Ashley, mom-of-three, is celebrating her husband’s vasectomy surgery in the best way! She put together a care basket, as she will “be playing nurse” as he recovers.
Ashley shared her story in a TikTok which now has over 1 million views already, changing the names of snacks to reflect the “end of an era.”
“Today, hubby got his procedure so I’ll be playing nurse for the week 😅 I had to make him one of these funny gift baskets I seen all over #pinterest.”
“Sorry about your Ding Dongs”
Ashley filled the vasectomy basket with delicious treats, she created clever twists on product names with every pun you could poke a stick (or scalpel) at.
With some paper, scissors, a marker and some tape, here is what she made:
No More Kids (Sour patch kids)
Sorry about your Ding Dongs (Ding Dongs)
Shooting Duds (Milk Duds)
Unlimited Creme Pies (Oatmeal Creme Pies)
Worry Free Lays (Lays chips)
No-nuts (Mini Powdered Donuts)
No More Dew Dates (Mountain Dew)
For those who possibly want to create ones of their own, there are plenty of Aussie treats that fit the brief (literally)!
The internet loves the vasectomy basket idea
No surprise her Instagram followers had much to say and share after watching her video.
“I made a cake for my husband with lemons on top, that said “All juice, no seeds!” He loved it! And gave him a balloon to carry out of the hospital that said “Congrats, No Baby!” said one former ‘carer’
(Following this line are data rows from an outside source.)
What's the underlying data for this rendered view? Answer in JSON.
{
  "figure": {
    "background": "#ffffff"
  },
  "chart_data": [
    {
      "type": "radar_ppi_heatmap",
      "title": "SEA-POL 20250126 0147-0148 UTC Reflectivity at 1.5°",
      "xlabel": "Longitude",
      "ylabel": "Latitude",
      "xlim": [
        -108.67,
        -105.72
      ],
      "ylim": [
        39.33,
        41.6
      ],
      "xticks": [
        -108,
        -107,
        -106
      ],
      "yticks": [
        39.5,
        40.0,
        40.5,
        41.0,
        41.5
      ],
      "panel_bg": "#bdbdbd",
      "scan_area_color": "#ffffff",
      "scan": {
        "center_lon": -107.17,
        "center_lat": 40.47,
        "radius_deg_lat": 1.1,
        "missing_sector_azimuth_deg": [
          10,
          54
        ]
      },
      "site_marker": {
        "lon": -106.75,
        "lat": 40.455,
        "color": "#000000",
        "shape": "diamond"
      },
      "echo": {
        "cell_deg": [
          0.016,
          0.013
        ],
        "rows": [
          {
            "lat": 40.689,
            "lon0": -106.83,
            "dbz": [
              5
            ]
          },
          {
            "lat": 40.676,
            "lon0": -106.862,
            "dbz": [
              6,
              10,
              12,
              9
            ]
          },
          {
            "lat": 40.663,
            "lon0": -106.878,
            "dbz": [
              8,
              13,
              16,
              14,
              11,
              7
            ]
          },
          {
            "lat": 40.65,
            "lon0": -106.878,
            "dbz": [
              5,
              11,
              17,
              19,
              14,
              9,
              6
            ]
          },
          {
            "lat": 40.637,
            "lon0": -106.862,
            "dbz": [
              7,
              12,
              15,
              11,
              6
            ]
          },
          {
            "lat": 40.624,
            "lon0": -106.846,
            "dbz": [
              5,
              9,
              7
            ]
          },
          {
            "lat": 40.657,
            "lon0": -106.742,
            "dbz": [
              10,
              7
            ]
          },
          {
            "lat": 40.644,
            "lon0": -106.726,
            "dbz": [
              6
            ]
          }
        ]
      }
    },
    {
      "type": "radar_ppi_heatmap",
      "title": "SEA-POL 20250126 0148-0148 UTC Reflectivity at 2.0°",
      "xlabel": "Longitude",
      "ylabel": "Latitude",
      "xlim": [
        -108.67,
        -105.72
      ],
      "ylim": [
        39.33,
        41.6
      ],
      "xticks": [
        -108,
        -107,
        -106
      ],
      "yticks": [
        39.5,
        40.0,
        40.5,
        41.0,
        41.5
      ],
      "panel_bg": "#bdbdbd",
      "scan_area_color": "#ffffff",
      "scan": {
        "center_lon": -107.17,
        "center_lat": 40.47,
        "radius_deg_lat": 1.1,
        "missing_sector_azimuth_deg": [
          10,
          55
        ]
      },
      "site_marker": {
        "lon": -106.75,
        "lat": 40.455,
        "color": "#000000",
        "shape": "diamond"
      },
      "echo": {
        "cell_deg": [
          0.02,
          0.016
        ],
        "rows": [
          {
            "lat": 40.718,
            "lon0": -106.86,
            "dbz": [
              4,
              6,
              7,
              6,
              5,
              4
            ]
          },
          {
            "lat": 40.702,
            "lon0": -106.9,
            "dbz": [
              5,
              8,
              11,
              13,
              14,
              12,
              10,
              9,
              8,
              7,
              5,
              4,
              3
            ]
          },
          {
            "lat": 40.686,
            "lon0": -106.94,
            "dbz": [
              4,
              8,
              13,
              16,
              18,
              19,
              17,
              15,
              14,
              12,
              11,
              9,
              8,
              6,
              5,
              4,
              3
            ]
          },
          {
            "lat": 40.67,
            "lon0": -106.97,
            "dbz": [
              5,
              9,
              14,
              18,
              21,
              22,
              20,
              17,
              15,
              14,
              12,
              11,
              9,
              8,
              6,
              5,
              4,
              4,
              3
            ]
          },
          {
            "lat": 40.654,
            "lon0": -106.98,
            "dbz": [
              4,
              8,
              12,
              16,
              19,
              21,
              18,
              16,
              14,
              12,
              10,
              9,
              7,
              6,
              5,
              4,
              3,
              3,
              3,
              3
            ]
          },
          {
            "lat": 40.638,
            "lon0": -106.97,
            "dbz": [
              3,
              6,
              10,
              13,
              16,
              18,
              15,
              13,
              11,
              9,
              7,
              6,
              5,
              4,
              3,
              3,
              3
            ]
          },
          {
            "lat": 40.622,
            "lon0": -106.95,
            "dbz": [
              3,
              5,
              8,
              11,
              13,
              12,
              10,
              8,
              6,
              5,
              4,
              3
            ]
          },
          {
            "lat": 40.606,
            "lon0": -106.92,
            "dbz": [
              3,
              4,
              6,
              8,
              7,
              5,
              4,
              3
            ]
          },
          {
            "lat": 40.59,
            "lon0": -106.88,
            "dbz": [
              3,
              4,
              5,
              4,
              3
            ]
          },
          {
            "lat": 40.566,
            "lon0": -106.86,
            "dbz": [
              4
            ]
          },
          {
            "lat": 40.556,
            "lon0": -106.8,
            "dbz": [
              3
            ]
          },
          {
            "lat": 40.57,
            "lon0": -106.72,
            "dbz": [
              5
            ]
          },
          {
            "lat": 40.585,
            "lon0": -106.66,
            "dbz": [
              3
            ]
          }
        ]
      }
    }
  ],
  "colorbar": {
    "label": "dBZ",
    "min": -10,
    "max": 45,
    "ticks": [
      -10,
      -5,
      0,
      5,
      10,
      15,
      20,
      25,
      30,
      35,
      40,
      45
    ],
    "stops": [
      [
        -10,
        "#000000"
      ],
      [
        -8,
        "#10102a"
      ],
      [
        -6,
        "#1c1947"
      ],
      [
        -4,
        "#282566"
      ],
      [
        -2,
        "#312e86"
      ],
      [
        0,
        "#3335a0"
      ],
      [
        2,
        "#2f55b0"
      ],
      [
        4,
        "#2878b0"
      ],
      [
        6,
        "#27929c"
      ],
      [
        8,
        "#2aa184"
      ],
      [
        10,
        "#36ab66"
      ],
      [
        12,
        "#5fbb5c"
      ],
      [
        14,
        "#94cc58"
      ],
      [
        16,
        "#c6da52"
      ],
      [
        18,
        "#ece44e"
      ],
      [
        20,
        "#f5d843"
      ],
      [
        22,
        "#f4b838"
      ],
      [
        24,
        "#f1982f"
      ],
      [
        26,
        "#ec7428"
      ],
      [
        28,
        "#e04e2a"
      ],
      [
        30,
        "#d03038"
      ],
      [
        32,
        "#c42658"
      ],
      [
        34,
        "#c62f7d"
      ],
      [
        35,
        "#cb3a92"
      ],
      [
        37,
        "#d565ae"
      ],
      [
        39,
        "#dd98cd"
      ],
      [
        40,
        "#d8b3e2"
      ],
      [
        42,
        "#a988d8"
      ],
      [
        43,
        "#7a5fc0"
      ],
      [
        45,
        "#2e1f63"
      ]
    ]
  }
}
“Congratulations! Welcome to the “No Limit” club!”
“Omg I haven’t seen this before and I’m dying! It’s never too late to celebrate right?”
Men are thinking of going under the knife just for the basket
“If I knew Iwas getting a gift basket like this I’d go snip it too. It’s kind thoughtful and inspiring. She had me at unlimited cream pies and sorry about your ding dong she’s a genius” shared one man.
“Is it too late for me to get my basket? If you’re trying to force your woman to get her tubes tied instead of you getting snipped… you’re inconsiderate.”
“Still waiting for the permission to do mine. Hopefully I get a basket too,” said a third man.